We don’t see eye to eye with Mr. Trump on everything. In our opinion, legal immigrants are an asset to the country. We believe that deporting 11 million people is unworkable, and we hope in the end Mr. Trump comes to this same conclusion. Deportation should be pursued only when an illegal immigrant has committed a felony or become a “public charge.”

But the difference here is smaller than often portrayed. Although Mr. Trump is depicted as a close-the-doors nativist, he has said that he favors legal immigration, and he has hired thousands of legal immigrants. His proposals on illegal immigration—to build a wall, increase enforcement of the law, deport criminal aliens, defund sanctuary cities, and reduce visa overstays—are reasonable and sensible given that voters demand action.

We are also free traders and oppose punitive tariffs. The U.S. needs trade. Yet it also must have a president willing to negotiate from a position of strength with countries that manipulate their currencies, steal Americans’ intellectual property, or compel companies to disclose trade secrets as a condition of entering their markets. Negotiating better trade deals and enforcing the current ones would help the U.S. economy.

Ideological purists miss a practical point.‎Right or wrong, working-class Americans believe that they disproportionately bear the burdens of free-trade deals. Taking a tougher stance might be necessary to restore dwindling support for open markets.

Concern that Mr. Trump is a showman, temperamentally unsuited for the Oval Office, is misplaced. Running a successful business enterprise as CEO is an excellent qualification for the presidency. Mr. Trump has had prolonged success. He didn’t fake that. We find it refreshing and uplifting that middle-class and working-class voters don’t envy Mr. Trump or view him as an evil rich guy. Rather, they admire his success and want to emulate it.

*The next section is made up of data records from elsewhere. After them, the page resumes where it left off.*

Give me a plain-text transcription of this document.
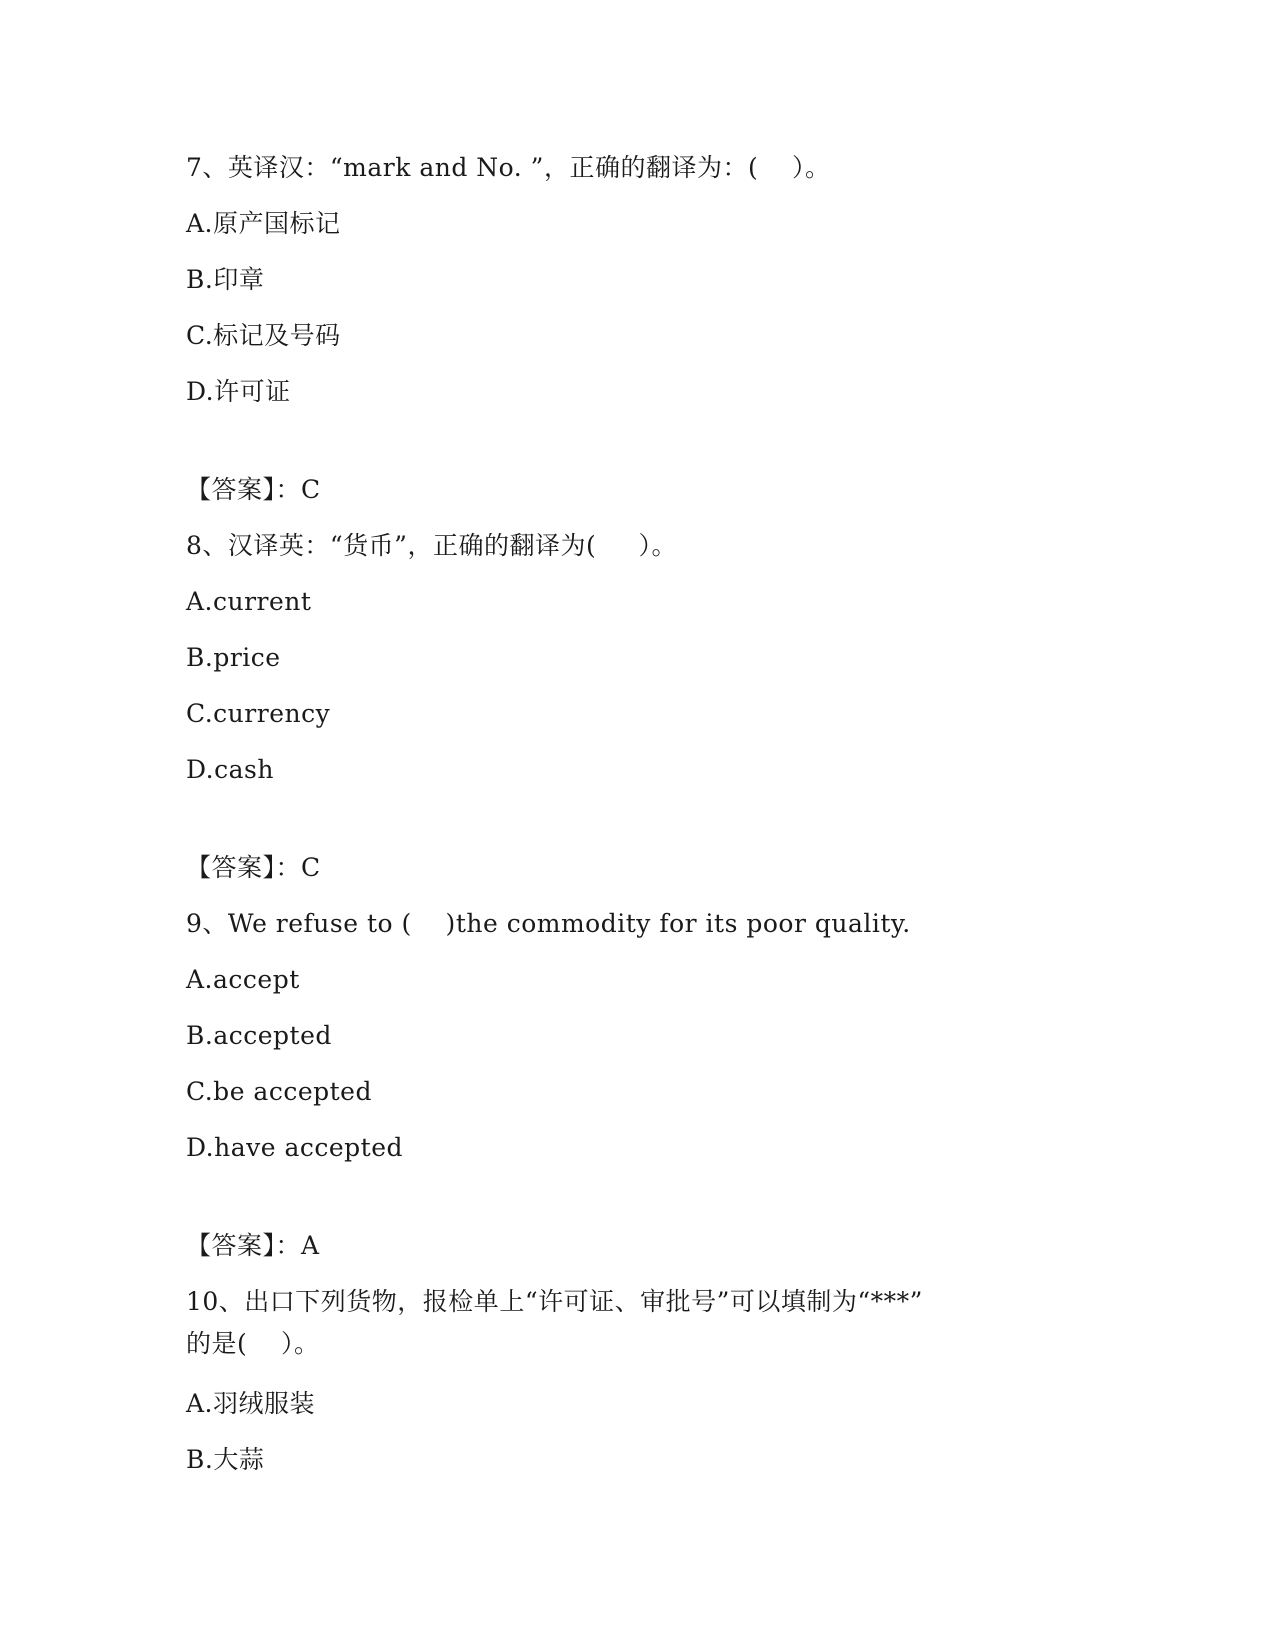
7、英译汉：“mark and No. ”，正确的翻译为：(    ）。

A.原产国标记

B.印章

C.标记及号码

D.许可证

【答案】：C

8、汉译英：“货币”，正确的翻译为(     ）。

A.current

B.price

C.currency

D.cash

【答案】：C

9、We refuse to (    )the commodity for its poor quality.

A.accept

B.accepted

C.be accepted

D.have accepted

【答案】：A

10、出口下列货物，报检单上“许可证、审批号”可以填制为“***”

的是(    ）。

A.羽绒服装

B.大蒜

Trump’s detractors love to point to his businesses that did not succeed. But one of the great things about the U.S. is that people can rise above their failures. Henry Ford and Steve Jobs did, and they changed the world. The skyscrapers that bear his name all over the world are evidence that Mr. Trump has maintained a level of success that few people ever achieve.
 
Mr. Trump won the Republican nomination decisively against the best field of candidates that any party has put forth in modern times. To win the presidency, he will need to persuade millions of working-class voters that the party of Barack Obama and Hillary Clinton has abandoned them. In doing so, Mr. Trump will bring Reagan Democrats home to the GOP where they belong. Isn’t this what the party has been trying to do for 30 years?


Mr. Puzder is chief executive officer of CKE Restaurants. Mr. Moore is a visiting economist at the Heritage Foundation. Both advise Mr. Trump.